Cloudera Data Warehouse Public Cloud service overview

In Cloudera Data Warehouse (CDW) Public Cloud service, you can create independent data warehouses and data marts for teams of business analysts without the overhead of bare metal deployments. CDW includes Database Catalogs and Virtual Warehouses that you use to access your data.

  • Database Catalogs:

    A Database Catalog is a logical collection of table and view metadata, security permissions, and other information. Behind each Database Catalog is a Hive metastore (HMS) instance that collects your definitions about data in cloud storage. An object store in a secure data lake contains all the actual data for your enviroment.

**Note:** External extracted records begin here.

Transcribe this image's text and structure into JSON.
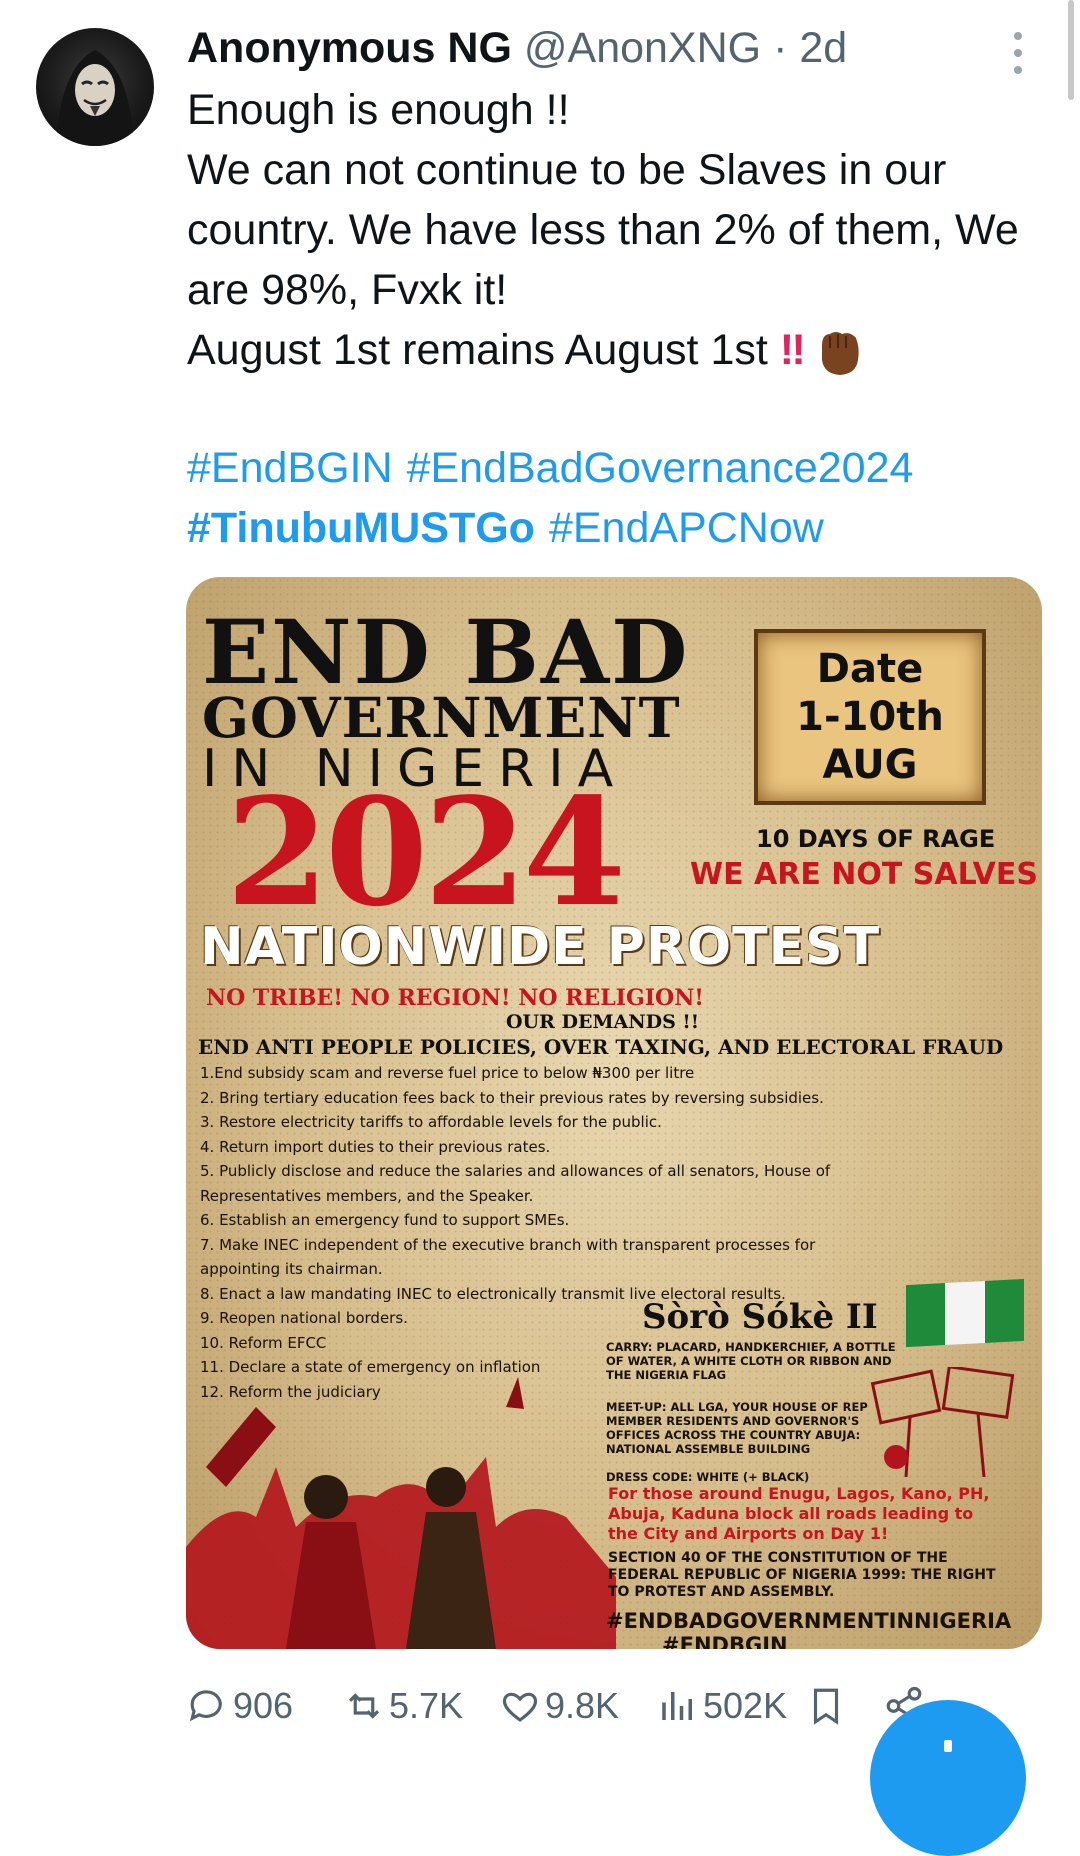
{
  "tweet": {
    "display_name": "Anonymous NG",
    "handle": "@AnonXNG",
    "separator": "·",
    "time": "2d",
    "lines": [
      "Enough is enough !!",
      "We can not continue to be Slaves in our country. We have less than 2% of them, We are 98%, Fvxk it!",
      "August 1st remains August 1st"
    ],
    "emoji_bang": "‼",
    "hashtags": [
      "#EndBGIN",
      "#EndBadGovernance2024",
      "#TinubuMUSTGo",
      "#EndAPCNow"
    ],
    "bold_hashtag_index": 2
  },
  "poster": {
    "title_line1": "END BAD",
    "title_line2": "GOVERNMENT",
    "title_line3": "IN NIGERIA",
    "year": "2024",
    "date_lines": [
      "Date",
      "1-10th",
      "AUG"
    ],
    "rage": "10 DAYS OF RAGE",
    "not_salves": "WE ARE NOT SALVES",
    "nationwide": "NATIONWIDE  PROTEST",
    "tribe": "NO TRIBE! NO REGION! NO RELIGION!",
    "our_demands": "OUR DEMANDS !!",
    "end_anti": "END ANTI PEOPLE POLICIES, OVER TAXING, AND ELECTORAL FRAUD",
    "demands": [
      "1.End subsidy scam and reverse fuel price to below ₦300 per litre",
      "2. Bring tertiary education fees back to their previous rates by reversing subsidies.",
      "3. Restore electricity tariffs to affordable levels for the public.",
      "4. Return import duties to their previous rates.",
      "5. Publicly disclose and reduce the salaries and allowances of all senators, House of",
      "Representatives members, and the Speaker.",
      "6. Establish an emergency fund to support SMEs.",
      "7. Make INEC independent of the executive branch with transparent processes for",
      "appointing its chairman.",
      "8. Enact a law mandating INEC to electronically transmit live electoral results.",
      "9. Reopen national borders.",
      "10. Reform EFCC",
      "11. Declare a state of emergency on inflation",
      "12. Reform the judiciary"
    ],
    "soro": "Sòrò Sókè II",
    "carry": "CARRY: PLACARD, HANDKERCHIEF, A BOTTLE OF WATER, A WHITE CLOTH OR RIBBON AND THE NIGERIA FLAG",
    "meetup": "MEET-UP: ALL LGA, YOUR HOUSE OF REP MEMBER RESIDENTS AND GOVERNOR'S OFFICES ACROSS THE COUNTRY ABUJA: NATIONAL ASSEMBLE BUILDING",
    "dress": "DRESS CODE: WHITE (+ BLACK)",
    "red_text": "For those around Enugu, Lagos, Kano, PH, Abuja, Kaduna block all roads leading to the City and Airports on Day 1!",
    "section": "SECTION 40 OF THE CONSTITUTION OF THE FEDERAL REPUBLIC OF NIGERIA 1999: THE RIGHT TO PROTEST AND ASSEMBLY.",
    "tag1": "#ENDBADGOVERNMENTINNIGERIA",
    "tag2": "#ENDBGIN",
    "colors": {
      "red": "#c8141e",
      "flag_green": "#1e8a3a",
      "paper": "#d6bd8c"
    }
  },
  "actions": {
    "replies": "906",
    "reposts": "5.7K",
    "likes": "9.8K",
    "views": "502K"
  },
  "icons": [
    "avatar",
    "more-icon",
    "fist-emoji-icon",
    "reply-icon",
    "repost-icon",
    "like-icon",
    "views-icon",
    "bookmark-icon",
    "share-icon",
    "compose-fab"
  ],
  "colors": {
    "link": "#1d9bf0",
    "muted": "#536471",
    "text": "#0f1419"
  }
}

A Database Catalog includes transient user and workload contexts from the Virtual Warehouse and governance artifacts that support functions such as auditing. Multiple Virtual Warehouses can query a Database Catalog. An environment can have multiple Database Catalogs.

    When you activate an environment from the Data Warehouse, a default Database Catalog is created automatically and named after your environment. The default Database Catalog shares the HMS database with HMS in the Data Hub cluster. You can access any objects or data sets created in the Data Mart or the Data Engineering clusters from CDW Virtual Warehouses and vice versa.

    Queries and query history saved in Hue database is stored in the Database Catalog and not deleted when you delete a Virtual Warehouse.

    You can load demo data to use in Hue when you add a non-default Database Catalog to your environment.

  • Virtual Warehouses:

    A Virtual Warehouse is an instance of compute resources, equivalent to a cluster. From a Virtual Warehouse, you access tables and views of your data in the data lake of a Database Catalog. A Virtual Warehouse binds compute and storage by executing authorized queries on tables and views through the Database Catalog.